One source familiar with the Corbett administration said, "I can tell you with relative certainty there's minimal chance anything will happen before the budget. I don't think it's possible."
The state budget is supposed to be passed into law by June 30.
Mr. Corbett has 90 days starting from Orie Melvin's resignation, which became official two weeks ago, to submit a nominee for confirmation by two-thirds of the state Senate.
A nominee would serve until Jan. 5, 2016, and a new justice would be elected in November 2015.
"Gov. Corbett is carefully considering who would be the most qualified person for the highest court in our commonwealth," said Janet Kelley, deputy director of communications for the governor.
State Sen. Daylin Leach, D-Montgomery, minority chair of the Senate Judiciary Committee, said it would be "odd" if Mr. Corbett made no nomination at all, but that the Senate Democrats have not yet heard from the governor on any candidates.
Republicans control the upper house but do not have enough party members to muster two-thirds on their own. The Senate Democratic leadership has said a more moderate nominee from Mr. Corbett is necessary to garner their party support.
If Mr. Corbett does not make a nomination, it remains an open question if the Supreme Court would do so on its own.
Members of the Supreme Court have differed on whether the court would appoint an interim justice.
Justice J. Michael Eakin has commented that while he thinks the high court has the power to appoint an interim justice, he does not think the court will do it out of respect for the separation of powers between the branches of government.
In contrast, Chief Justice Ronald D. Castille has said the court would consider appointing a senior judge.
Mr. Leach sent Mr. Corbett a list of names of Republican judges that he developed after canvassing people on judges they would feel comfortable arguing cases in front of.
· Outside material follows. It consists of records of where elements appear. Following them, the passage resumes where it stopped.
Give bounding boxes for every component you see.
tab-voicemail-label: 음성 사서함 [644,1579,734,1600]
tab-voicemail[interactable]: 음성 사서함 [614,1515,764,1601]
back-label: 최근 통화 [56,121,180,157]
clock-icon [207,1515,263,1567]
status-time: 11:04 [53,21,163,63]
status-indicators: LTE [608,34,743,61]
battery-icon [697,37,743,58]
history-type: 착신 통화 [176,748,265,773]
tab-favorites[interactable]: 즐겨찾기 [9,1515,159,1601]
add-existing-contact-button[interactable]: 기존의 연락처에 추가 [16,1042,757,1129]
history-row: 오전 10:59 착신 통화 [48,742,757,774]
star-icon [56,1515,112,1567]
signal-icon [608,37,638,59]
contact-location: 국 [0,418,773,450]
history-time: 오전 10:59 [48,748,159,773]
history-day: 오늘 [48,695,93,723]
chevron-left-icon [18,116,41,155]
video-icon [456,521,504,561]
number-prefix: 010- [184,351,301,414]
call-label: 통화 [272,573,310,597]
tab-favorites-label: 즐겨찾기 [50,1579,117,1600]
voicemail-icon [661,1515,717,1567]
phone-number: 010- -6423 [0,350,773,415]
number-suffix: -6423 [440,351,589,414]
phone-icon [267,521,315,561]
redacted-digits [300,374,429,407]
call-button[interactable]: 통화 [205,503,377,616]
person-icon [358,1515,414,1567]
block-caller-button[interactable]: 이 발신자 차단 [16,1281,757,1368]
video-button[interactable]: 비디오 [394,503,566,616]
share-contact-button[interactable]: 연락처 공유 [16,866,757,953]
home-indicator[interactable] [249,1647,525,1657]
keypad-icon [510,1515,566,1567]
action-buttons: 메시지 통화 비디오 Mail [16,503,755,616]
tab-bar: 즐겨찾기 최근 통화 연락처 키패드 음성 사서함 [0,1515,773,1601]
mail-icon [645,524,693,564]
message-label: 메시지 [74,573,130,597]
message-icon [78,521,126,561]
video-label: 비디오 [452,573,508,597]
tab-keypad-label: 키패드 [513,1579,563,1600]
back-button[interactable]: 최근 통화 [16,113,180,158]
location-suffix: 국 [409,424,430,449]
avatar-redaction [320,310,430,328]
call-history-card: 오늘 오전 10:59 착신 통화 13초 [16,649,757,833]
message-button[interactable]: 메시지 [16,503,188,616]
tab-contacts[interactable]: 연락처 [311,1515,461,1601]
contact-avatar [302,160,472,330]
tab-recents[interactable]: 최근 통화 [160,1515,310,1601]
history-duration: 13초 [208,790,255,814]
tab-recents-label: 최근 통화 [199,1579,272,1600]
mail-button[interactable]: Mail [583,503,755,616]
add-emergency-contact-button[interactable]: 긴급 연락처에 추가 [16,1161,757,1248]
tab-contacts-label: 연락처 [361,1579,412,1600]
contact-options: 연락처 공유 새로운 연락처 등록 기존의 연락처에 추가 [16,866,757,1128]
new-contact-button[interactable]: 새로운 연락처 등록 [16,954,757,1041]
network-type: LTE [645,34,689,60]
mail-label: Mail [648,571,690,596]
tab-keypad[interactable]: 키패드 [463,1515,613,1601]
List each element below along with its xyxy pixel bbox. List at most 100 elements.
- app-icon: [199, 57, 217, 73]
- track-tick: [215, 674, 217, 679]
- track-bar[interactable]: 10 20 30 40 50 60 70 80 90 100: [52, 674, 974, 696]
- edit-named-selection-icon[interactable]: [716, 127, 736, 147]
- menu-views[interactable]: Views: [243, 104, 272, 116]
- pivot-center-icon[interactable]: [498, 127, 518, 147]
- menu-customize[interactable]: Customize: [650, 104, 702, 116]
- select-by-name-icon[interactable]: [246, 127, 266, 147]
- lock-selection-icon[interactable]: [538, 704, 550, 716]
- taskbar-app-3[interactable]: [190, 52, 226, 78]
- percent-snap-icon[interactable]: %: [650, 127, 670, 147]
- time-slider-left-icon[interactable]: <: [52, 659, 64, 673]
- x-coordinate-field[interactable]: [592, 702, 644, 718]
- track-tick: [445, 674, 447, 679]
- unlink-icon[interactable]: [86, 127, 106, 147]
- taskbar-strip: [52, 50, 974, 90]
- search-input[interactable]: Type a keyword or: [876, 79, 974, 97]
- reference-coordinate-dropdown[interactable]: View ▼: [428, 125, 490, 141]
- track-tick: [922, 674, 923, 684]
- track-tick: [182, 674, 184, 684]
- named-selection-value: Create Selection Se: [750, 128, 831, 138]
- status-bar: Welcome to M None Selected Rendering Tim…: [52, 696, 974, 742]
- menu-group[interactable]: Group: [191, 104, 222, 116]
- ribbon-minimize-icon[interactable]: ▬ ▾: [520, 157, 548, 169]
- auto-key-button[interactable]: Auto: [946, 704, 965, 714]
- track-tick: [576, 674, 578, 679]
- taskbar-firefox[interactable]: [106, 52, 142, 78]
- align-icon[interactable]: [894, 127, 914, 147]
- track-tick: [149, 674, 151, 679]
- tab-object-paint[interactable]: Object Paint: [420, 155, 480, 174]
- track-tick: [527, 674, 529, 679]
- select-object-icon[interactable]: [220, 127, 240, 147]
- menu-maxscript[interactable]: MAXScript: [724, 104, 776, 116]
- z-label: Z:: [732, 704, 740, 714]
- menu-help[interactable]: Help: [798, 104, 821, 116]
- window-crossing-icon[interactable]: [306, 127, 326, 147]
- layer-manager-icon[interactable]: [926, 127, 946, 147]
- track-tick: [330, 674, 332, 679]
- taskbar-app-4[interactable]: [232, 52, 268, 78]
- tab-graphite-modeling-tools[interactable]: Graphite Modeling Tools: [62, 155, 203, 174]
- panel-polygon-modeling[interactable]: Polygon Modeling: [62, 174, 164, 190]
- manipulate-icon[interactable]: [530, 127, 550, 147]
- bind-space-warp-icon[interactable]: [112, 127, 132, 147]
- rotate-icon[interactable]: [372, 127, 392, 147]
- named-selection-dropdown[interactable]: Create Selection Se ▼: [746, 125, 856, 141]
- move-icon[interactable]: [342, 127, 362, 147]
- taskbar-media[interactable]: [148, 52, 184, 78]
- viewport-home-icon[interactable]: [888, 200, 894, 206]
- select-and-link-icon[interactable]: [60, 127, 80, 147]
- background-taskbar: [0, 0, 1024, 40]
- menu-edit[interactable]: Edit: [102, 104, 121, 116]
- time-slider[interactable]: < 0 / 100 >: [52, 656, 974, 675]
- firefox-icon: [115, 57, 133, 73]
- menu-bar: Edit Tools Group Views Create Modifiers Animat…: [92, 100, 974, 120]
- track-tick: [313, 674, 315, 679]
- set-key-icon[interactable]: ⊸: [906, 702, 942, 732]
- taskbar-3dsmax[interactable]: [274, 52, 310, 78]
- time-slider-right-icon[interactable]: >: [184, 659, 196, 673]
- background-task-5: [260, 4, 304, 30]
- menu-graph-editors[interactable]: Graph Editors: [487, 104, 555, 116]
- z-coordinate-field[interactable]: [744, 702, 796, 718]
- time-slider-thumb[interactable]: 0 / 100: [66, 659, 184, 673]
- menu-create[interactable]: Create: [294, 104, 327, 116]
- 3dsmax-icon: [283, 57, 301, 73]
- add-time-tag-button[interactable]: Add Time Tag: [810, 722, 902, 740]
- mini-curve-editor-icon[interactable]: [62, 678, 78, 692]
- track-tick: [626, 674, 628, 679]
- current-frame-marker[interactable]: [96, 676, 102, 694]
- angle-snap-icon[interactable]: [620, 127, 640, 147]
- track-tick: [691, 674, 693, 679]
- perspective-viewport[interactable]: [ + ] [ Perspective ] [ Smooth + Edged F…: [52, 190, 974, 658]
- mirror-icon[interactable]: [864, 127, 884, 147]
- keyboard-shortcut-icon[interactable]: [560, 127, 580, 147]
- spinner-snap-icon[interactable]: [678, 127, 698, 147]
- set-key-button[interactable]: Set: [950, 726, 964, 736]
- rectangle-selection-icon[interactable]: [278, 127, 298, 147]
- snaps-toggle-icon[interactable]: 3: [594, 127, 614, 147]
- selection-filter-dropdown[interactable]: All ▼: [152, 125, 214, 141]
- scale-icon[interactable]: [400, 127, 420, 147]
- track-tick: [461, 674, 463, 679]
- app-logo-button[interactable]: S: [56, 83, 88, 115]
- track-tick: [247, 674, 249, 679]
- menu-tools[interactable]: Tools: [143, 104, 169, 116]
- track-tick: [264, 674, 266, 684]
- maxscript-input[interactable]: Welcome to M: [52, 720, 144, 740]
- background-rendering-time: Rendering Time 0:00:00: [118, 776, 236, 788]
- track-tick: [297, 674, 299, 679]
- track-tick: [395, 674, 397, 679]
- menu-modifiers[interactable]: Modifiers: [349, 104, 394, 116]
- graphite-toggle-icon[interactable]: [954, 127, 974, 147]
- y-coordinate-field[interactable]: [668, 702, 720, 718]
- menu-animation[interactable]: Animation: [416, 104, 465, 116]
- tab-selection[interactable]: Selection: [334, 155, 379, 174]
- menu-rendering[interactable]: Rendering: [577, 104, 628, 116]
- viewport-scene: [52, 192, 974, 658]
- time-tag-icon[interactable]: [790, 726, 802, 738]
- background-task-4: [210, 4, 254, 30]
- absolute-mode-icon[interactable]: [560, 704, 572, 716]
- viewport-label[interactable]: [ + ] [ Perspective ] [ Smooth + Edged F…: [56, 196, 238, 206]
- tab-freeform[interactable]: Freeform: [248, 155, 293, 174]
The judges are: Superior Court Judge Cheryl Lynn Allen, Superior Court President Judge Correale F. Stevens, Delaware County Common Pleas Judge Kathrynann Durham, Montgomery County Common Pleas Judge Thomas Branca and Lackawanna County Common Pleas Judge Carmen Minora.
Because the judges have already gained the support of party officials and voters, they have "instant credibility," Mr. Leach said.
Judge Stevens said that he is "very humbled and appreciative of [Leach's] kind words."
Separately, Judge Stevens said there's an unfair perception that the court is tied evenly between three Republicans and three Democrats.
The judge said he has served on the Superior Court with Justices Thomas G. Saylor, Eakin, Debra Todd and Seamus P. McCaffery, and that he knows Justice Castille and Justice Max Baer well -- and that in the 15 years he has been on the Superior Court he has never heard "a judge say this is a Republican issue or this is a Democratic issue. If there are any 3-3 decisions on the court, to me, it was based on philosophy."
Some other Republican names being floated as potential justices are not certain candidates but are out there because of their close association with the Corbett administration.
Some of the names include Michael Krancer, former secretary of the state Department of Environmental Protection; Stephen Aichele, Mr. Corbett's chief of staff; and William R. Sasso, chairman of Stradley Ronon Stevens & Young's management committee.
Mr. Krancer, who ran unsuccessfully for the Supreme Court in 2007, said it is an honor to be a name mentioned as a possible nominee.
If Mr. Corbett asked him to consider being nominated, Mr. Krancer said he would respond affirmatively.
"When a chief executive asks you to do something, it's something that is incumbent upon you as a duty to do," he said.
There are many important issues being considered by the Supreme Court, Mr. Krancer said, such as the state's voter identification law and Act 13 issues on whether the state can pre-empt local ordinances regarding natural-gas drilling.
Mr. Aichele declined comment.
Mr. Sasso previously has indicated that he thinks there are many others who would benefit the court more.
And another political observer said that because the Supreme Court slot was held by a woman, Mr. Corbett might be inclined to nominate a woman as an interim justice, especially to avoid negative political play with female voters in his re-election cycle.